Ocean Drones Sail the Great Lakes to Support Sustainable Fisheries

Two Saildrone Explorers will collect data in Lake Superior to improve fish counts, monitor environmental health, and help to protect native fish species.

SD 1064 deployed from Ashland, WI, into Chequamegon Bay, on the southwestern shore of Lake Superior. Photo: Don Jaskowiak.

North America’s Great Lakes make up the world’s largest freshwater system and are one of the most ecologically diverse ecosystems on Earth—home to nearly 139 native species of fish. The Great Lakes commercial, recreational, and tribal fishery is valued at $7 billion annually and adds more than 75,000 jobs to the economy. The status and trends of Great Lakes fish stocks are assessed to support management decisions in the face of numerous threats including degraded habitat, changing climate, declining productivity, and invasive species. 

This week, Saildrone launched two uncrewed surface vehicles (USVs) on a large-scale, multi-partner mission in Lake Superior supporting the sustainable management of the Great Lakes fishery. Led by the US Geological Survey (USGS), the 25-day mission brings together state, federal, tribal, Canadian provincial, private, and non-profit partners using advanced fishery research approaches to enhance fishery assessment methods.

Saildrone and research vessel with USGS signage
The mission was kicked off with a celebration of USGS Advanced Technologies in Great Lakes Fisheries Science in Ashland, WI. The event was co-hosted by the U.S. Geological Survey and the Great Lakes Fishery Commission. Photo: Andrea Miehls, USGS.

USGS, in partnership with the US Fish and Wildlife Service (FWS), the Michigan Department of Natural Resources (MDNR), and other agencies use underwater echo sounders to conduct surveys to estimate the abundance of fishes from large research vessels. However, regional fisheries experts suspect the noise produced by those diesel-powered boats may scatter the fish, resulting in inaccurate stock counts.

The 23-foot Saildrone Explorer carries sensors to measure fish distribution and density data around the clock. The saildrones, which have a zero operational carbon footprint and operate virtually silently, will enable USGS scientists to better understand the effects of large vessel engine noise on fish sampling and catchability. 

SD 1063 is one of two Saildrone Explorers deployed to Lake Superior this summer. Video: Don Jaskowiak.

“The USGS strives to continuously enhance the quality of our science by integrating cutting-edge technologies into our research,” said Peter Esselman, a USGS biologist and the project lead. “The data collected during this Lake Superior mission will help Great Lakes fishery managers make the most informed decisions possible to sustain the fishery.”

Estimation of prey fish abundances in the Great Lakes is a central part of the USGS Great Lakes Science Center (GLSC)’s annual commitments to fisheries managers throughout the Great Lakes.
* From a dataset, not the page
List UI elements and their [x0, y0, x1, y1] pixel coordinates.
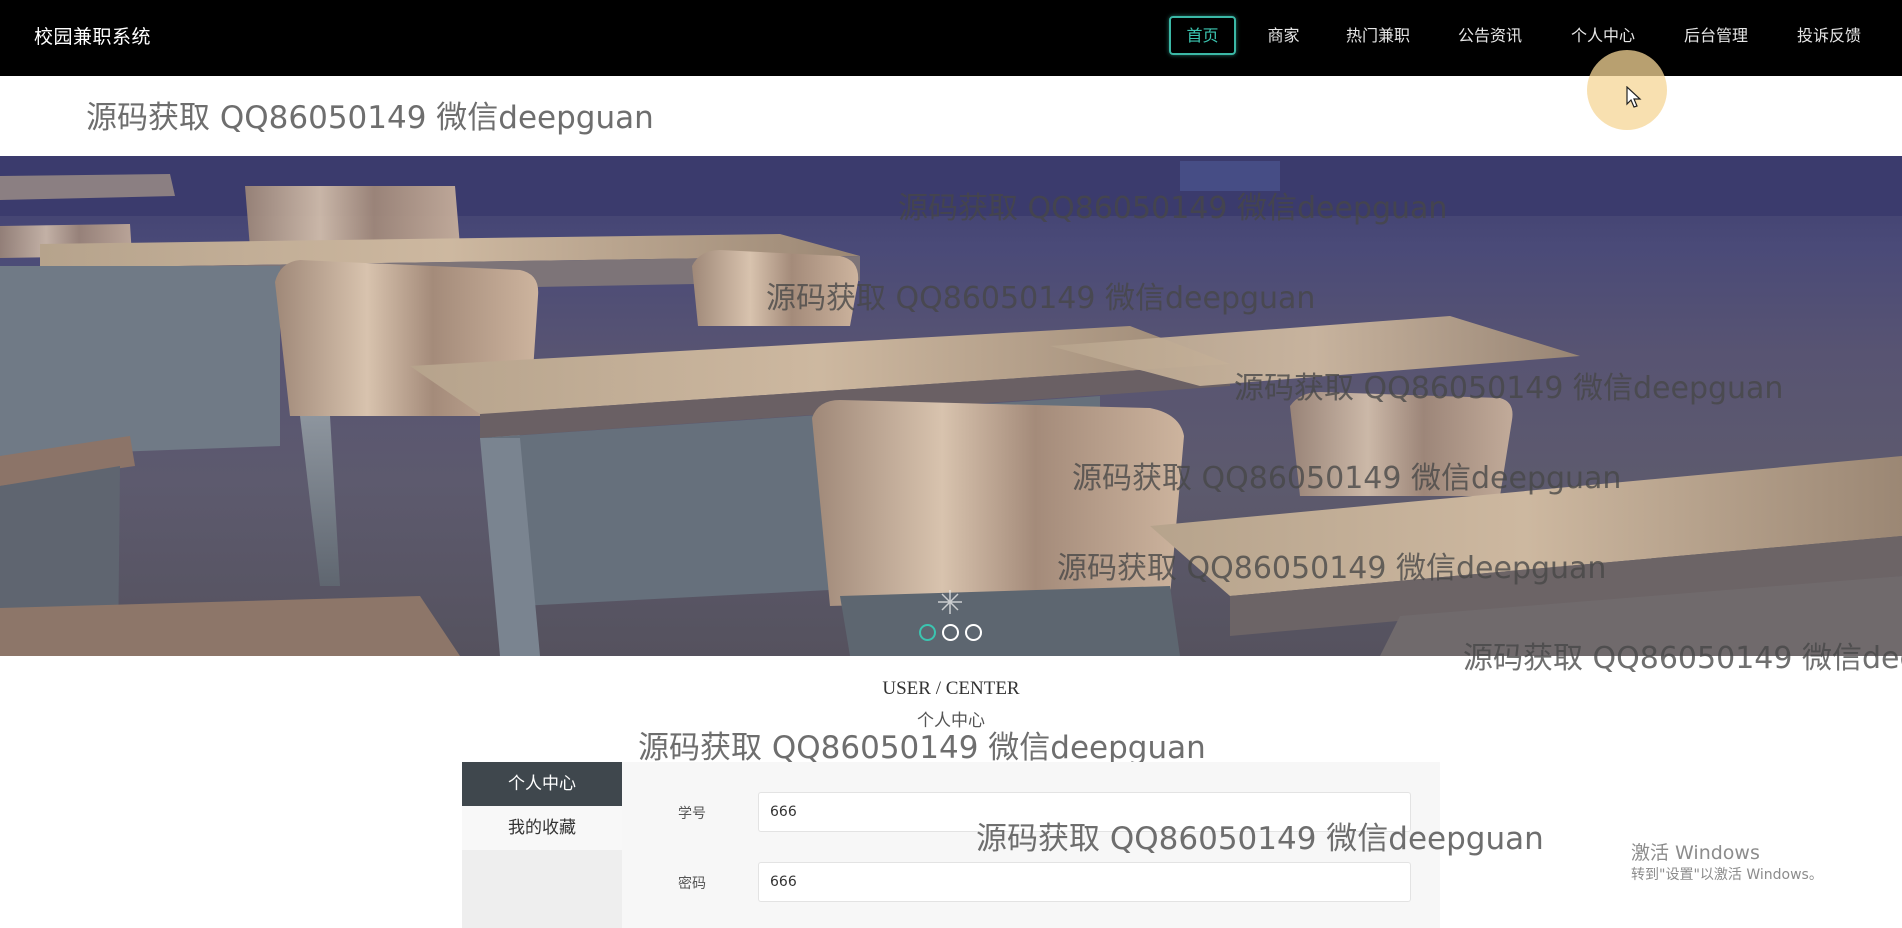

The saildrones will also provide supplemental data on the abundance of rainbow smelt, an invasive prey fish species that has become thoroughly integrated into Great Lakes food webs.

Congressman Tom Tiffany (WI-07) and Saildrone
A celebration of advanced technologies on the Great Lakes hosted by USGS in Ashland, Wisconsin. From left, Josh Miller, USGS biologist, Congressman Tom Tiffany (WI-07), David Applegate, Associate Director for Natural Hazards at USGS, Russ Strach, Director for the USGS Great Lakes Science Center, Matt Womble, Saildrone director of ocean data programs.

“Saildrone uncrewed surface vehicles (USVs) have already sailed 800,000 nautical miles and spent 18,000 days at sea—and counting—collecting data to serve a wide range of research objectives, from seafloor mapping and maritime security to climate science and sustainable fisheries management. Sustainable fisheries management is imperative not only for the long-term health of the fisheries but for the Great Lakes ecosystem as a whole,” said Matt Womble, Saildrone director of ocean data programs.

This is the second year of a four-year project to study the effects of vessel noise using two Saildrone Explorers equipped with fisheries echo sounders. Last summer, two Saildrone Explorers were deployed from Holland, MI. They spent some 45 days surveying Lake Michigan and Lake Huron, gathering fish distribution and density data. 

Saildrone Explorers ready for deployment in Ashland, WI. Photo: Don Jaskowiak.

The Saildrone USVs conducted independent surveys and coordinated comparative surveys with three research vessels and assessed fish stock distribution during the day vs. at night, and inshore vs. offshore. 

The Saildrone Explorer is a proven platform for acoustic fisheries surveys, having performed numerous fish stock assessments in the Arctic, along the US West Coast, and the North Sea. Powered by wind for propulsion and solar energy to run onboard instruments, Saildrone USVs have demonstrated their capabilities around the world, from lakes, to the treacherous Southern Ocean to the eye of Atlantic hurricanes.